It also emerged that they had seized two Egyptian fishing boats a day earlier, making a total of four vessels and more than sixty crew captured in little more than 24 hours of plunder.
A flotilla of warships patrolling busy shipping lanes has repelled several attacks but has not been able to prevent 18 successful hijacks this year.
US navy personnel shot dead three pirates on Sunday to rescue an American container ship captain being held hostage on a lifeboat. Two more pirates — and a hostage — were killed on Friday during a French operation to free a captured yacht. The deaths and warnings of further action have made no impact so far on the gangs and their hunt for booty.
A Greek-owned freighter, the MV Irene, was taken in the Gulf of Aden with more than 20 crew yesterday. Pirates in as many as four speedboats seized the MV Sea Horse, a 5,000-tonne cargo ship flying the Togolese flag, soon afterwards.
The Greek Merchant Marine Ministry said that the Irene’s 22 crew were Filipinos. The East African Seafarers’ Assistance Programme, which tracks piracy, said they were all unharmed. In a separate incident a pirate gang fired rifles and rocket-propelled grenades at the Safamarine Asia, a Liberian-flagged vessel, but it escaped.
Rashid Abdi Sheikh, a Somali analyst with the International Crisis Group in Nairobi, said that the attacks appeared to be part of a surge in activity rather than a co-ordinated response to the killings. Rhetoric or warships would have only a limited impact on the pirate menace, he said.
“We need more creative solutions. We need support for the Puntland authorities, in the region where most of the pirates are based, and the creation of a national coastguard as well as alternative forms of employment for young people,” he said.
There have been ten successful hijackings this month. The spike followed a spell of bad weather that had kept the pirates ashore.
Snipers on the USS Bainbridge, a destroyer, killed three pirates on Sunday during an operation to free Richard Phillips, the captain of the Maersk Alabama. He had been held for five days on a lifeboat in the Indian Ocean after handing himself over to a gang of four teenage pirates to secure the safety of his crew.

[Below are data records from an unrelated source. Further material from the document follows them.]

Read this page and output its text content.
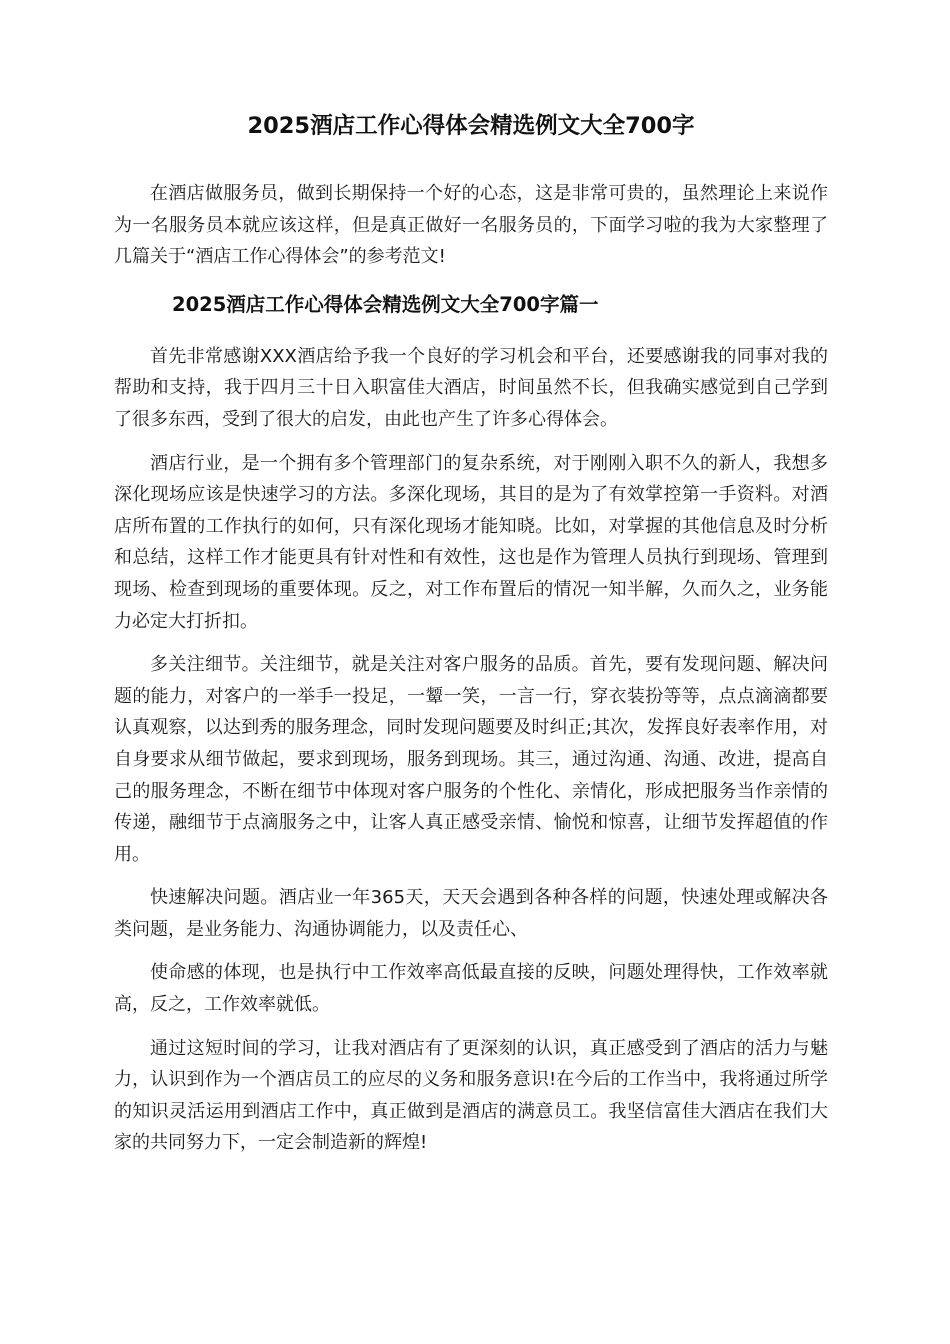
2025酒店工作心得体会精选例文大全700字

在酒店做服务员，做到长期保持一个好的心态，这是非常可贵的，虽然理论上来说作为一名服务员本就应该这样，但是真正做好一名服务员的，下面学习啦的我为大家整理了几篇关于“酒店工作心得体会”的参考范文!

2025酒店工作心得体会精选例文大全700字篇一

首先非常感谢XXX酒店给予我一个良好的学习机会和平台，还要感谢我的同事对我的帮助和支持，我于四月三十日入职富佳大酒店，时间虽然不长，但我确实感觉到自己学到了很多东西，受到了很大的启发，由此也产生了许多心得体会。

酒店行业，是一个拥有多个管理部门的复杂系统，对于刚刚入职不久的新人，我想多深化现场应该是快速学习的方法。多深化现场，其目的是为了有效掌控第一手资料。对酒店所布置的工作执行的如何，只有深化现场才能知晓。比如，对掌握的其他信息及时分析和总结，这样工作才能更具有针对性和有效性，这也是作为管理人员执行到现场、管理到现场、检查到现场的重要体现。反之，对工作布置后的情况一知半解，久而久之，业务能力必定大打折扣。

多关注细节。关注细节，就是关注对客户服务的品质。首先，要有发现问题、解决问题的能力，对客户的一举手一投足，一颦一笑，一言一行，穿衣装扮等等，点点滴滴都要认真观察，以达到秀的服务理念，同时发现问题要及时纠正;其次，发挥良好表率作用，对自身要求从细节做起，要求到现场，服务到现场。其三，通过沟通、沟通、改进，提高自己的服务理念，不断在细节中体现对客户服务的个性化、亲情化，形成把服务当作亲情的传递，融细节于点滴服务之中，让客人真正感受亲情、愉悦和惊喜，让细节发挥超值的作用。

快速解决问题。酒店业一年365天，天天会遇到各种各样的问题，快速处理或解决各类问题，是业务能力、沟通协调能力，以及责任心、

使命感的体现，也是执行中工作效率高低最直接的反映，问题处理得快，工作效率就高，反之，工作效率就低。

通过这短时间的学习，让我对酒店有了更深刻的认识，真正感受到了酒店的活力与魅力，认识到作为一个酒店员工的应尽的义务和服务意识!在今后的工作当中，我将通过所学的知识灵活运用到酒店工作中，真正做到是酒店的满意员工。我坚信富佳大酒店在我们大家的共同努力下，一定会制造新的辉煌!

Commander Frank Castellano, of the USS Bainbridge, revealed yesterday: “I can tell you throughout the entire event there were threats against his life. There had been times of rising tension where they had verbally said it was their intention to kill him.” He added that it seemed “to be inevitable that that was their intention”.
Captain Phillips is expected to be reunited with his crew today in the Kenyan port of Mombasa while the US authorities try to decide what to do with the gunman in custody.
The episode focused world attention on Somalia’s modern-day brigands, who have terrorised shipping since the mid-1990s. “I want to be very clear that we are resolved to halt the rise of piracy in that region,” Mr Obama said on Monday. “To achieve that goal we’re going to have to continue to work with our partners to prevent future attacks.”
Even as he was speaking, the pirates — armed with Kalashnikovs, rocket-propelled grenades and equipped with grappling hooks and ladders — were at sea in their fast-moving skiffs, speeding towards their latest victims.